CPU presentation path is production-ready for debugging. CUDA kernels and zero-copy plumbing are staged but inactive. Next major push is to restore GPU processing inside the Qt/D3D12 architecture.

See docs/progress.md for a live task board and chatgpt_future_readme.txt for long-term design notes.

Prerequisites

  • Windows 10/11 with a CUDA-capable NVIDIA GPU (SM 7.5, 8.6, or 8.9 tested).
  • Visual Studio 2022 with Desktop C++ workload and the Windows 10/11 SDK.
  • CUDA Toolkit 13.x (ensure nvcc and headers are on PATH/INCLUDE).
  • Qt 6.9.3 (MSVC 2022 64-bit build) or adjust QT_PREFIX/Qt6_DIR to match your install.
  • CMake ≥ 3.23; Ninja is optional but recommended for non-MSBuild workflows.

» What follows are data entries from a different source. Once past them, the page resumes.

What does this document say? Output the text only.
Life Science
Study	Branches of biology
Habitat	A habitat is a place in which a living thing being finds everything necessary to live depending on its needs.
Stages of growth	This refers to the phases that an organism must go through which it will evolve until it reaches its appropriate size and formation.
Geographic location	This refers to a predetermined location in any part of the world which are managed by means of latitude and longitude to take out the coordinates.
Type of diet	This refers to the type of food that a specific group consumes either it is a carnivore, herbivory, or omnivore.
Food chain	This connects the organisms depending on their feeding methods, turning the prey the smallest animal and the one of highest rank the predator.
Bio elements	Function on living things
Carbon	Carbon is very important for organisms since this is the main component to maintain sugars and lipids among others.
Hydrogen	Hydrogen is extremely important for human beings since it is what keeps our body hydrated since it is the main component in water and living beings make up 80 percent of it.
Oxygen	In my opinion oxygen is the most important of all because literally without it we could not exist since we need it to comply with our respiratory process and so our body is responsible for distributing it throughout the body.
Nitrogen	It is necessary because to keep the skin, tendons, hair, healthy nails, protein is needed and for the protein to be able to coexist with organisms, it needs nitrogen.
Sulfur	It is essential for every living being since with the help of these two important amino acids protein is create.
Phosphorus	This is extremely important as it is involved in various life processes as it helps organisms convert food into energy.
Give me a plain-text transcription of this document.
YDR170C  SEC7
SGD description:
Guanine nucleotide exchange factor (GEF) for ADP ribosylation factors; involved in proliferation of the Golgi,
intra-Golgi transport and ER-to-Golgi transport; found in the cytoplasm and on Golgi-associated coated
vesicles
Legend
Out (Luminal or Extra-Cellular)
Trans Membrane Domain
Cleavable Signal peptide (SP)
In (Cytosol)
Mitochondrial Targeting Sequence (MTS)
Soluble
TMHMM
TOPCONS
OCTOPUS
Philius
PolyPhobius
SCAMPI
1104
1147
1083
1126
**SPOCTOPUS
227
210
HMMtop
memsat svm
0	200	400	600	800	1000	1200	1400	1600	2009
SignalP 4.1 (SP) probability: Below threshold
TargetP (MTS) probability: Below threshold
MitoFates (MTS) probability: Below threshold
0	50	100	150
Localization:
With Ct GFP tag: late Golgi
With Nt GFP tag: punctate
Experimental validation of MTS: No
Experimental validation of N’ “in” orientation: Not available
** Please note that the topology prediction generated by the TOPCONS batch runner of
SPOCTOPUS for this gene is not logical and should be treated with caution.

Quick Start (Visual Studio generator)

  1. Open a "x64 Native Tools Command Prompt for VS 2022" or a PowerShell session with VS, Qt, and CUDA on PATH.
  2. Run the helper script:
    scripts\build_and_run.bat
  3. If Windows reports missing Qt6*.dll files, append the Qt bin directory (for example C:\Qt\6.9.3\msvc2022_64\bin) to PATH or copy those DLLs next to open_zoom.exe.

Alternative: Ninja build

cmake -S . -B build-ninja -G "Ninja" -DCMAKE_BUILD_TYPE=Release -DCMAKE_PREFIX_PATH="C:/Qt/6.9.3/msvc2022_64" -DCMAKE_CUDA_ARCHITECTURES="75;86;89"
cmake --build build-ninja

Run the produced open_zoom.exe from build-ninja (ensure Qt DLLs are discoverable).

Bundled Release build

scripts\build_release_bundle.bat

Creates dist\OpenZoom\ with open_zoom.exe, the required Qt DLLs, and CUDA runtime components (when CUDA is enabled) so the app can be copied to another machine.

Runtime Controls

  • Camera picker combo box selects the active Media Foundation device.
  • Black & White checkbox toggles grayscale processing.
  • Zoom checkbox enables the magnifier.
  • Temporal Smooth checkbox blends frames using an exponential running average (slider controls the new-frame weight).
  • Rotation button cycles the scene clockwise in 90° steps and updates the full processing pipeline, keeping focus tools aligned with the rotated view.
  • The debug grid displays: top-left raw feed, top-right grayscale, bottom-left zoom, bottom-right combined result, expanding beyond 2×2 when additional stages are enabled.
  • Session preferences persist automatically. OpenZoom saves the most recent camera choice and tuning values to %APPDATA%\OpenZoom\OpenZoom\settings.json; delete that file to reset back to the defaults.

Repository Layout

  • src/app/ – Qt application shell, entry point, and high-level wiring.
  • src/cuda/ – CUDA interop surface, kernels, and future GPU helpers.
  • src/d3d12/, src/capture/, src/ui/, src/common/ – stubs reserved for the ongoing modularisation work (see module README files).
  • include/openzoom/ – Public headers mirroring the src/ tree.
  • docs/ – Supplemental design notes, license notices, agent guides.
  • scripts/ – Local tooling (build, bundling, automation helpers).
  • cmake/ – CMake option definitions and shared configuration fragments.
  • ref/ – External references and scratch assets (ignored by git).
  • build/ – Default out-of-source build directory (generated).

Development Notes

  • The CPU path keeps frame processing deterministic for debugging; CUDA kernels will re-use the same pipeline once interop validation is complete.
  • Stale build trees (e.g., when switching between \wsl$ and local paths) can confuse CMake; the batch script auto-cleans mismatched caches.
  • When experimenting with CUDA interop, ensure CudaInteropSurface::IsValid gates presentation to avoid presenting invalid resources.

Roadmap

  • Restore CUDA external-memory interop and port temporal filters (averaging, stabilization scaffolding).
  • Add still-frame capture and encoding once GPU path returns.
  • Improve presentation overlays (FPS, format diagnostics, histogram views).
  • Expand automated checks for kernel outputs and add regression tests via OPENZOOM_ENABLE_TESTS.

For deeper architectural context and historical notes, start with docs/README.md.

License

This project is dual-licensed:

  • GPL-3.0 — open-source usage under the GNU General Public License (license text included in LICENSE).
  • Commercial License — proprietary terms available by contacting sales@example.com.

By submitting a pull request you agree that your contribution may be distributed under both licenses. Third-party notices are collected in docs/THIRD_PARTY_LICENSES.md.